The company has since opened two more locations. In January 2018, taprooms opened in Los Angeles and Portland, Oregon. "It made sense to go into a market where we had a strong following," says Sarette of the former. "Portland opened six days later." Both operations have limited production; The Dankness Dojo in downtown L.A. also features a restaurant.
Another location, a restaurant and taproom dubbed The Far West Lounge opened in Encinitas, California, in October 2018. "It's great to plant our flag in North County," says Sarette.
The five taprooms will soon be seven. "Santa Barbara is under construction," says Sarette. So is Anaheim. Both are slated to open in the first half of 2019.
Anaheim, which has emerged as the brewing capital of Orange County, is a particularly ambitious project: Leisuretown. Built in partnership with LAB Holding, it will feature a swimming pool, vegan Mexican restaurant, and coffee roaster in a 32,000-square-foot complex that includes a Craftsman-style residence, commercial building, and outdoor gardens.
"Anaheim is certainly the most audacious of all of them," says Sarette. "For simplicity's sake, it's adult Disneyland. . . . It's going to be pretty special."
Anaheim has reformed its regulations for breweries, often reducing upfront "soft" costs (such as permitting) from $100,000 in nearby municipalities to closer to $10,000.
Wholesale and direct-to-consumer sales "are very complementary," says Sarette, citing a Brewers Association-commissioned study on synergy between the two channels.
It's more about marketing than sales, as "less than 10 percent" of total sales are direct. "They're more likely to buy a brewery's beer after visiting a physical tasting room," explains Sarette. "Being able to go to a flagship where you can taste 30 or 40 beers and find out which one you gravitate to, that's going to drive decision-making."
Other markets are "largely wait-and-see," he adds. "We've bit off quite a bit here. Just making sure we can supply both sides of the business is top of mind."
Beyond the development spree, the production boom, and the constant experimentation, Modern Times is also one of a few breweries that also roasts coffee in-house.
It can be a little overwhelming to keep track of the company's numerous initiatives. "Never a boring day," says Sarette.
Favorite beers: Sarette highlights Modern Times' Space Ways, a seasonal hazy IPA. "It's just phenomenal," he touts, and points to another San Diego favorite. "I enjoy the beers coming out of Societe right now."
Challenges: "Just making sure we make the right decisions," says Sarette. "It's a dynamic time for craft brewing right now," he adds. "It's no longer an industry where a rising tide lifts all boats -- there are winners and losers right now."

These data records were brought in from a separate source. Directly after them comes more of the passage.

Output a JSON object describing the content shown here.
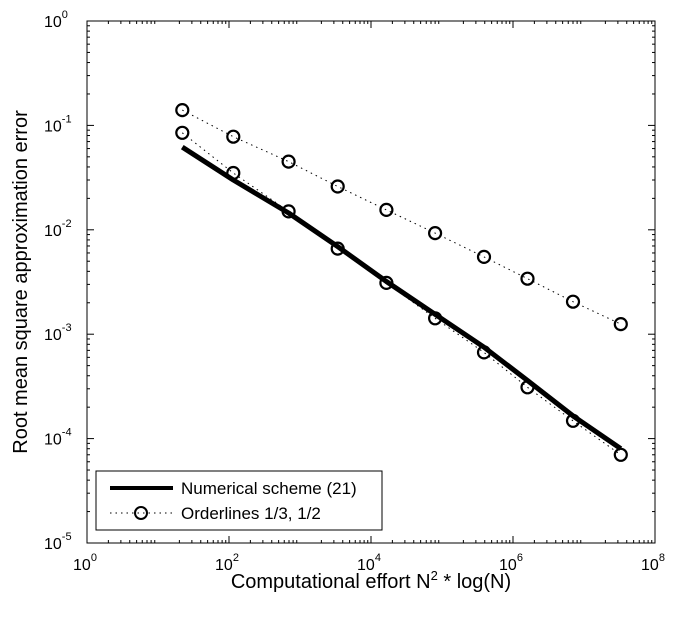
{
  "chart_data": {
    "type": "line",
    "xscale": "log",
    "yscale": "log",
    "xlim": [
      1,
      100000000
    ],
    "ylim": [
      1e-05,
      1
    ],
    "xlabel": {
      "text": "Computational effort N",
      "sup": "2",
      "suffix": " * log(N)"
    },
    "ylabel": "Root mean square approximation error",
    "x_ticks": [
      {
        "base": "10",
        "exp": "0",
        "value": 1
      },
      {
        "base": "10",
        "exp": "2",
        "value": 100
      },
      {
        "base": "10",
        "exp": "4",
        "value": 10000
      },
      {
        "base": "10",
        "exp": "6",
        "value": 1000000
      },
      {
        "base": "10",
        "exp": "8",
        "value": 100000000
      }
    ],
    "y_ticks": [
      {
        "base": "10",
        "exp": "0",
        "value": 1
      },
      {
        "base": "10",
        "exp": "-1",
        "value": 0.1
      },
      {
        "base": "10",
        "exp": "-2",
        "value": 0.01
      },
      {
        "base": "10",
        "exp": "-3",
        "value": 0.001
      },
      {
        "base": "10",
        "exp": "-4",
        "value": 0.0001
      },
      {
        "base": "10",
        "exp": "-5",
        "value": 1e-05
      }
    ],
    "grid": false,
    "legend_position": "bottom-left",
    "series": [
      {
        "name": "Numerical scheme (21)",
        "style": "solid-thick",
        "color": "#000000",
        "x": [
          22,
          115,
          690,
          3400,
          16500,
          80000,
          390000,
          1600000,
          7000000,
          33000000
        ],
        "y": [
          0.062,
          0.03,
          0.0145,
          0.0069,
          0.0032,
          0.00155,
          0.00075,
          0.00036,
          0.000165,
          8e-05
        ]
      },
      {
        "name": "Orderlines 1/3, 1/2",
        "style": "dotted-circles",
        "color": "#000000",
        "x": [
          22,
          115,
          690,
          3400,
          16500,
          80000,
          390000,
          1600000,
          7000000,
          33000000
        ],
        "y": [
          0.14,
          0.078,
          0.045,
          0.026,
          0.0155,
          0.0093,
          0.0055,
          0.0034,
          0.00205,
          0.00125
        ]
      },
      {
        "name": "",
        "style": "dotted-circles",
        "color": "#000000",
        "x": [
          22,
          115,
          690,
          3400,
          16500,
          80000,
          390000,
          1600000,
          7000000,
          33000000
        ],
        "y": [
          0.085,
          0.035,
          0.015,
          0.0066,
          0.0031,
          0.00142,
          0.00067,
          0.00031,
          0.000148,
          7e-05
        ]
      }
    ]
  }
}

Opportunities: Modern Times currently distributes cans in five states: California, Arizona, Nevada, Oregon, and Washington. Sarette says there are no immediate plans to increase that number, but the strategy is to grow in the brewery's existing footprint. "We're growing so much in those markets, it would be irresponsible to go into another right now," he explains. One caveat: "Obviously, we have a soft spot for Colorado, but that's a few years down the road."
Needs: "We are at a point where we need additional real estate," says Sarette. The solution: Modern Times is planning to build an adjacent expansion on a leased lot next to the existing facility. "That project will start early next year," he says. "That will double our square footage here in Point Loma" -- from 12,000 to 24,000 square feet. The two facilities will be connected by a corridor and outdoor tasting room, and annual capacity will also double to about 120,000 barrels.